Он завозился в спальнике, вспыхнула спичка, его сложенная горсточкой ладонь зарозовела, прямо как фонарик из плоти или светильник с абажуром из кожи. Он выпустил дым и лег на спину.

– Эй, что ты сделал с окурком?

Костек не сразу понял, что это обращаются к нему.

– Я? Выбросил. А что еще с ним было делать?

– Ну так найди его и отложи в сторонку.

Сигарета сгорала страшно быстро, и с такой же скоростью надвигалась бездеятельность.

– Ему тоже дай, – сказал Малыш.

Я протянул руку в темноту. У него была холодная потная ладонь. Возвращаясь на свое место, он споткнулся. От всего его существа исходила какая-то душность. Я чувствовал, он боится, все больше боится. Мне тогда нужно было пойти за ним и убить. Или в какой-нибудь другой день. Раз уж ему так необходимы были события, он бы ничего не имел против, уж это ли не событие.
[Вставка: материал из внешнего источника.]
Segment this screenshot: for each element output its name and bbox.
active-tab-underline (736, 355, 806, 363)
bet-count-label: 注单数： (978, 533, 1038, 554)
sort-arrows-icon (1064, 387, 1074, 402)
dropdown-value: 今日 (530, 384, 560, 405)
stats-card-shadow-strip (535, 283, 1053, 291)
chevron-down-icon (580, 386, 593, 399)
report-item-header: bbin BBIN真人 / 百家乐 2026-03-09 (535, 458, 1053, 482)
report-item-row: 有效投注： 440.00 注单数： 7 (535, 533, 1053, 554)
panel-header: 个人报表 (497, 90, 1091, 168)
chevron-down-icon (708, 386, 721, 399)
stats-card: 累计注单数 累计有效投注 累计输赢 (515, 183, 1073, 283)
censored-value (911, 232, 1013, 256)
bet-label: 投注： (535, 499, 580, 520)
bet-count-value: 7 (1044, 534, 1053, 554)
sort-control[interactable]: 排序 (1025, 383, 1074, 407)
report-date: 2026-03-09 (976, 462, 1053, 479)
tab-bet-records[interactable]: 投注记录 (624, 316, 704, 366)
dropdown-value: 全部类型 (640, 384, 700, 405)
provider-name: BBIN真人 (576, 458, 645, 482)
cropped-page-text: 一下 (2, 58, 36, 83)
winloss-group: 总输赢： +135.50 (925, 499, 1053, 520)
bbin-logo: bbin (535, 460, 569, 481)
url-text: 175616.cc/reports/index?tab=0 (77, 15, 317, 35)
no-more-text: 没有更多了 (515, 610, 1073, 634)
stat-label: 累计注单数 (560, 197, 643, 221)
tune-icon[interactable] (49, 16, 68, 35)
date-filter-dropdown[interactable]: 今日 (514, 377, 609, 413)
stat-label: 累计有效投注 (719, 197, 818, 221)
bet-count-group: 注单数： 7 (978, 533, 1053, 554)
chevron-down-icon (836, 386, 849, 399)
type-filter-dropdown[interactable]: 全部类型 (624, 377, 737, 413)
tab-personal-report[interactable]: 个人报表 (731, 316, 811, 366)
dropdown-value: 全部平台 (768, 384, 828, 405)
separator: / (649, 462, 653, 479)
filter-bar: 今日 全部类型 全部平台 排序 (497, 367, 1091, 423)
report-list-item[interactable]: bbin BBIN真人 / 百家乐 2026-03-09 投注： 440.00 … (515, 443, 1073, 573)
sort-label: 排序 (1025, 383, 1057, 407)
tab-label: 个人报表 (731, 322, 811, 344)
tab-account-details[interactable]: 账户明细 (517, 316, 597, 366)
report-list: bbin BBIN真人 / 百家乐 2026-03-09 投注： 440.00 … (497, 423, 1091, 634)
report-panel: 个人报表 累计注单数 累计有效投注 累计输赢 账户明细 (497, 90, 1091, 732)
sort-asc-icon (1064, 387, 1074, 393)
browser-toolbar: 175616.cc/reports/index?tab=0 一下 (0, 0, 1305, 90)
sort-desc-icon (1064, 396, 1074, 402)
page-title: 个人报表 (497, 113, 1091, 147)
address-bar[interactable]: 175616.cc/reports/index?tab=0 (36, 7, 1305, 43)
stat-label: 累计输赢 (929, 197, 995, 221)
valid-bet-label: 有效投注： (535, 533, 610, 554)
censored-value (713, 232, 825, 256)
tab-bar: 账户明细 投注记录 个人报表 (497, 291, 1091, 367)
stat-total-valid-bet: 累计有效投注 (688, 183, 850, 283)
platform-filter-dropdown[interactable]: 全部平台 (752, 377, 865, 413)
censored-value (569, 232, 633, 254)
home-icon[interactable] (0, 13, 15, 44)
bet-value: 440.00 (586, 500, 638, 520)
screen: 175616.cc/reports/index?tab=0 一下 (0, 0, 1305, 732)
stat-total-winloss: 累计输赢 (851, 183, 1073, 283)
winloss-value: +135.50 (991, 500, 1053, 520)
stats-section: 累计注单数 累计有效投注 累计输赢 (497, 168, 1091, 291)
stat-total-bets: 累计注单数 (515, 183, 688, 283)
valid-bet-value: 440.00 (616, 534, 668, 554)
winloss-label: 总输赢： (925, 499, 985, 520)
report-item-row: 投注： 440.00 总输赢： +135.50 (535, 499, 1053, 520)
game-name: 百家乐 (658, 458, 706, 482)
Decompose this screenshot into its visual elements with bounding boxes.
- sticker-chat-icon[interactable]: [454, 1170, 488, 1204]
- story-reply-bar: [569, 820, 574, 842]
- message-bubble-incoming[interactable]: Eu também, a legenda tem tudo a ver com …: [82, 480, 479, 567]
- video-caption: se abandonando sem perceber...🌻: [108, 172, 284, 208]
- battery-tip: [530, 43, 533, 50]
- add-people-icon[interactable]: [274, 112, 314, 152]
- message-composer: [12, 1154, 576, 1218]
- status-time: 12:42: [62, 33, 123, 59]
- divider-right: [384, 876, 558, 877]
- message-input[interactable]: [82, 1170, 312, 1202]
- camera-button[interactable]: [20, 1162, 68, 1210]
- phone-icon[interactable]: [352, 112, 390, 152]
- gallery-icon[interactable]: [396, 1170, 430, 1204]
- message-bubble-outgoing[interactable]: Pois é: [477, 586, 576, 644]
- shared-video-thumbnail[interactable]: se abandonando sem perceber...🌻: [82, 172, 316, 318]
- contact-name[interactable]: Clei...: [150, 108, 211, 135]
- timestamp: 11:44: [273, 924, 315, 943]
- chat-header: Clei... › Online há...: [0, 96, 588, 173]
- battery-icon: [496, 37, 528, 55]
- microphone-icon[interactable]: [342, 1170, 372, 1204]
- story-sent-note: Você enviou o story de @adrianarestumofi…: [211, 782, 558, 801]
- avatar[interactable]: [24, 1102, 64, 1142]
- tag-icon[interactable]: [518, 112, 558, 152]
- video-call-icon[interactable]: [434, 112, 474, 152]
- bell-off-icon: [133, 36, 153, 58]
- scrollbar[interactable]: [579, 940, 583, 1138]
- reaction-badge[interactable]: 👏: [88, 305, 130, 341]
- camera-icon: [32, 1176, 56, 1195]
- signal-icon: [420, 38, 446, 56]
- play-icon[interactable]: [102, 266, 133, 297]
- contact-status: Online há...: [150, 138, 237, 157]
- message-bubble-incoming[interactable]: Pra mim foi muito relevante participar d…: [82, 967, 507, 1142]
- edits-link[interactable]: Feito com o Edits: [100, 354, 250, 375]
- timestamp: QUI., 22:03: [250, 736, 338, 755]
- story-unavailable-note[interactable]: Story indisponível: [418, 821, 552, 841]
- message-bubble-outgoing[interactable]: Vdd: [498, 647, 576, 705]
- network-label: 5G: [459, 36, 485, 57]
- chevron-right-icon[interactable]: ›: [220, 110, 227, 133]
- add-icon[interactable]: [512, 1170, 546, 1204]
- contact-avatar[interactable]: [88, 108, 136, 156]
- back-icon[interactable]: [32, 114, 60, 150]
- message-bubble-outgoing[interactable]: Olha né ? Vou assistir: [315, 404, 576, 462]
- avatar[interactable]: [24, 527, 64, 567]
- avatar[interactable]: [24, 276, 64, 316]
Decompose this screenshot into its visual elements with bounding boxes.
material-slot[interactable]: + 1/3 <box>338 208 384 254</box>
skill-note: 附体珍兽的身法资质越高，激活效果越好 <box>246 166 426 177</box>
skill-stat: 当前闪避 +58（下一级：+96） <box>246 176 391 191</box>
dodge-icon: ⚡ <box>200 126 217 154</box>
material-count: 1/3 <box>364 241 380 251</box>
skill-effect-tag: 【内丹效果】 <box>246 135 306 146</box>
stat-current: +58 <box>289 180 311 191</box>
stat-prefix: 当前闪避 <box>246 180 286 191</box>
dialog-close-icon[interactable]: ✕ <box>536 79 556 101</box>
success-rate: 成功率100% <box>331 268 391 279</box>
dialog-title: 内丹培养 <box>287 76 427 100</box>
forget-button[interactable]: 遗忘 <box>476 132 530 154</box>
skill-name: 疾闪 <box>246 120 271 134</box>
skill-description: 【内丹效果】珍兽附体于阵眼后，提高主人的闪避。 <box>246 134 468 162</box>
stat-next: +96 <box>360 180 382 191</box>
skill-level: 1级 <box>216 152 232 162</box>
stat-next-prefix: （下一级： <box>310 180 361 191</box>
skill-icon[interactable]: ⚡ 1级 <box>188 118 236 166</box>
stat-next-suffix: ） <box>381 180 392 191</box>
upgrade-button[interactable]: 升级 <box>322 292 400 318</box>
И сейчас мы сидели бы совсем в другом месте, в отличном настроении, говорили бы о чем-нибудь глупом и полезном, а воспоминание о нем исчезло бы с той же внезапностью, с какой он возник среди нас. «Костек? Понятия не имею. Может, уехал в эту свою Португалию?» Так отвечал бы я, и все верили бы или не верили, но это уже значения не имело бы.

– Кажется, снег пошел, – сообщил он со своего места у окна.

– Вот детишкам радость, – бросил Малыш.

Я еще с минутку полежал и вылез из спального мешка:

– Пойду взгляну.

Словно мокрая и холодная тряпка. Такое ощущение было у меня от метели. В коридоре лежал снег.

Возвращался я, держась рукой за стенку.

– Идет, – сообщил я. – Стеной валит.

– Все следы засыплет, – сказал Костек.

Я стащил ботинки и залез в спальник. Он еще не успел остыть.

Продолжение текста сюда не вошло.